Monkey! Gorilla! Chimpanzee!

I still can’t get over what happened in the course of the game “I Love Bees” and what was achieved. Especially that relay challenge.

I was sitting in my office when I started thinking about my university orientation games. A few years ago, there was a lot of noise made about a bunch of university students rushing onto a pedestrian crossing and doing some juvenile cheer. That incident is actually quite representative of the games we play during orientation.

The standard orientation programme when it comes to games is to divide the people participating into groups and get them to run from station to station where each station would have some random challenge they would have to accomplish or some game where they would have to compete with another group. There would also be the occasional mass game for everyone in the programme.

I was part of a few committees for such programmes and the aim for us when planning the games was to facilitate bonding between people in their respective groups and allow them to have fun. That was it. We tried our best but whether people built lasting friendships from the few days of camp depended a lot more on what happened after those few days then whatever we planned for them to do during it.

The allocation of the members to a group was also rather arbitrary and sometimes it was a matter of the organisers wanting to put the eye candy into their own group.

The thing is what if we adopted the model of an Alternate Reality Game like “I Love Bees” and adapt it to plan an orientation programme for our freshies. It is probably going to be a bit more work but I think there are a lot of advantages.

Firstly, I think it would be fun.

Second, I think if executed properly, the whole game can definitely be more challenging than the station games we play. In fact, one of the chief complains we hear is that such station games are usually childish.

Thirdly, I think such a game would build a greater sense of community between the participants. Instead of just focusing on a group of participants, the community will be of all the participants.

Fourthly, it allows people to form their own groups which seems to be a natural process that happens in the course of the game “I Love Bees”. I’m not really sure the science behind the formation of such groups, but I think it has to do with basically people with similar interests coming together yet each of them has a different skill set that can enhance the group. I think the natural formation of such groups within the ARG will be more beneficial than the arbitrary allocation of people into groups.

Finally, I think such an ARG-modelled orientation programme will actually teach our university students skill sets that can help them thrive in university and introduce to them the tools they can use to communicate and collaborate effectively. Imagine an ARG like “I Love Bees” played as an orientation game.

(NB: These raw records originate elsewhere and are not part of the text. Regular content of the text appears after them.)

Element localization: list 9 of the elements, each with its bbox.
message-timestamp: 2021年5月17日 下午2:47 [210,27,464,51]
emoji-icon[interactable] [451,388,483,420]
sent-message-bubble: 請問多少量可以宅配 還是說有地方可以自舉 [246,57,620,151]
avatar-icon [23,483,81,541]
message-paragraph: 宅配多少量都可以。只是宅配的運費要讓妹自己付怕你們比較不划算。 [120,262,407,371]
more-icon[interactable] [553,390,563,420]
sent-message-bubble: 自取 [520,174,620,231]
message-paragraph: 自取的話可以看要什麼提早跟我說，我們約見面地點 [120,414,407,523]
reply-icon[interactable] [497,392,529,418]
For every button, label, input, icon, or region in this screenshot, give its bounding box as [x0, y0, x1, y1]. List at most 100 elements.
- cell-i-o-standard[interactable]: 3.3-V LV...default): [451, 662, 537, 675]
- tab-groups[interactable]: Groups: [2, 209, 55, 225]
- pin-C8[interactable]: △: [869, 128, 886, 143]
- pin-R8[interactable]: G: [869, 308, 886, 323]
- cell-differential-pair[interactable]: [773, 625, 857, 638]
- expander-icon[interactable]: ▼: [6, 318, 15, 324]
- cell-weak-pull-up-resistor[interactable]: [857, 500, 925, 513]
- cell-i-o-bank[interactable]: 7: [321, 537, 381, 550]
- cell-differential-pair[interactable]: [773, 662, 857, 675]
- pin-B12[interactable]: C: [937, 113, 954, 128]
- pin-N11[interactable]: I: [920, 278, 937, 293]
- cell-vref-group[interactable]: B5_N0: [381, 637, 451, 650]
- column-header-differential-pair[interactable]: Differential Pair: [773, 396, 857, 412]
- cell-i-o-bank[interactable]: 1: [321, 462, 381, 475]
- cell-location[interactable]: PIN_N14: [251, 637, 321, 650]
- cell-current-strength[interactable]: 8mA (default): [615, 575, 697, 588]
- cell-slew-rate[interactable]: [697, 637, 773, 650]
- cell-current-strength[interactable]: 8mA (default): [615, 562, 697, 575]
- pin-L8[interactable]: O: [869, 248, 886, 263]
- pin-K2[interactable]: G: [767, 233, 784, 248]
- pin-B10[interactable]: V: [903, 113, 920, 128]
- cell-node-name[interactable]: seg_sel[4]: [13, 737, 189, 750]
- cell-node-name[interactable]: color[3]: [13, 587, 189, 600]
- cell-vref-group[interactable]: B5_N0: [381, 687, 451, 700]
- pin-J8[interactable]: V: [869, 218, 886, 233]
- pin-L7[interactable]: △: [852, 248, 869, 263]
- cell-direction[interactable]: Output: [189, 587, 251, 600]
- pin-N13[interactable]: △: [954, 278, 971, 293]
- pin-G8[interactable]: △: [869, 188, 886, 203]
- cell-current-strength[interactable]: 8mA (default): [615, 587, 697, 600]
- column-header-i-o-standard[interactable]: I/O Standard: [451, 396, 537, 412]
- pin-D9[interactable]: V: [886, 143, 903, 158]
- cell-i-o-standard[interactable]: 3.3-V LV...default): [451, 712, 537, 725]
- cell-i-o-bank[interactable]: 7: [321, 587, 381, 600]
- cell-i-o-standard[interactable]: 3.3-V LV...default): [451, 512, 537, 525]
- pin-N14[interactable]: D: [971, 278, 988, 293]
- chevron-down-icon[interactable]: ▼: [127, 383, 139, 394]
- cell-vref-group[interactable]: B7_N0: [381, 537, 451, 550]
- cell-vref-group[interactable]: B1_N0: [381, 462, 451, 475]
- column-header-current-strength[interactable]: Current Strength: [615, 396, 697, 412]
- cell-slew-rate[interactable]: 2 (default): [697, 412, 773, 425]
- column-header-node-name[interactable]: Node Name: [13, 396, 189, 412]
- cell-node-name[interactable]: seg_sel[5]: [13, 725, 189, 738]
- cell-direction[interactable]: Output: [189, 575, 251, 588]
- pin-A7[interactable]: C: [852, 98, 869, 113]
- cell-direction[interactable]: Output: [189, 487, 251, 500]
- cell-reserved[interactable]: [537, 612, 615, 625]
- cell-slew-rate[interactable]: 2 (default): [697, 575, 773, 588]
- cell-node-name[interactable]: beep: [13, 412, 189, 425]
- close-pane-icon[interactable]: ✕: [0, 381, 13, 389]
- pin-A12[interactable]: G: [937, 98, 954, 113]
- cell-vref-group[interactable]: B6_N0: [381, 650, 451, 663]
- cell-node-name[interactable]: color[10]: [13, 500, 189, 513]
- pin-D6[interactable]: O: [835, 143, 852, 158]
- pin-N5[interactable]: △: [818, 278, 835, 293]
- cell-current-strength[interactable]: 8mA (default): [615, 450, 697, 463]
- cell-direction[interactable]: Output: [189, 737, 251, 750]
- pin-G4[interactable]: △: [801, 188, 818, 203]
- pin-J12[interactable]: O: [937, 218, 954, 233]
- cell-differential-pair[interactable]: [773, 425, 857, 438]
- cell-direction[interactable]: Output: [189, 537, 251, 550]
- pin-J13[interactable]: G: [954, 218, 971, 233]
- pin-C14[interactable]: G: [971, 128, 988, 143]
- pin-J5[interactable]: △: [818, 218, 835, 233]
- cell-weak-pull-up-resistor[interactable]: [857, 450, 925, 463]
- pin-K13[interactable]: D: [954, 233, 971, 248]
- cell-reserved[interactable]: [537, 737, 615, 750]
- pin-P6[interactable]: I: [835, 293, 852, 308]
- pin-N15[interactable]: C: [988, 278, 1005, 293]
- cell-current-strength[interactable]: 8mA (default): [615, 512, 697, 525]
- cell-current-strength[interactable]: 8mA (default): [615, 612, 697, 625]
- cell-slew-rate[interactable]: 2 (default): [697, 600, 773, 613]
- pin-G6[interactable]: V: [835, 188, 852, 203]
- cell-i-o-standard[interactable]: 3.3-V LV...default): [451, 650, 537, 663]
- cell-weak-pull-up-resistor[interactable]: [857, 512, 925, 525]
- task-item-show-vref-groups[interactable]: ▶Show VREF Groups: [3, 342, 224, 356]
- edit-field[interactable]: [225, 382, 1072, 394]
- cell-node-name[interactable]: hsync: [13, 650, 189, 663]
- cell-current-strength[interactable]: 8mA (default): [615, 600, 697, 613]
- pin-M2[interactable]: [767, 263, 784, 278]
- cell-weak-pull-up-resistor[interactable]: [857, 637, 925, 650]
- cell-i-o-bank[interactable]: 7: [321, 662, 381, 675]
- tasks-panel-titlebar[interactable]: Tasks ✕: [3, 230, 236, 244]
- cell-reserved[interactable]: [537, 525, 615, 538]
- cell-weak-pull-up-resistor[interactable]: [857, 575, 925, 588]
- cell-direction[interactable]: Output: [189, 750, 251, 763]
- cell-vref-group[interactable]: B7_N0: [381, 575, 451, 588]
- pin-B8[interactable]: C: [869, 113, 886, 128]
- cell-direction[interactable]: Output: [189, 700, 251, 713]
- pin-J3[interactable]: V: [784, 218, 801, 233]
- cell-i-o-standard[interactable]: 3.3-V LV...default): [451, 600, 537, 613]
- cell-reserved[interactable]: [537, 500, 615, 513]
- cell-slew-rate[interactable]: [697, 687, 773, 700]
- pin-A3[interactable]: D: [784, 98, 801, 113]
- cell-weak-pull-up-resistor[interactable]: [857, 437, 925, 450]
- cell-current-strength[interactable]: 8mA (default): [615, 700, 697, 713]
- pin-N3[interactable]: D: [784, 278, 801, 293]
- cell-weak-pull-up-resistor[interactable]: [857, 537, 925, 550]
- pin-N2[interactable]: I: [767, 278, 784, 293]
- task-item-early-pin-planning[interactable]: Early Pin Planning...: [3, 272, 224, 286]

After the game, the participants know the strengths and skill sets of a group of people in university when it comes to seaching for information, putting them together and analyzing them. Next time when an individual is hit with a piece of data that he/she cannot understand, that individual already knows a larger pool of people they can turn to and actually know who might be better suited to the task. Also, it might help encourage a culture when something is not known, that it is put out for the whole university to help search for info, collate and interpret them.

Finally, about the title of the post. I think most university students will recognise it as a cheer done at such orientation programmes. In fact, it was the cheer done by the bunch of students at the pedestrian crossing.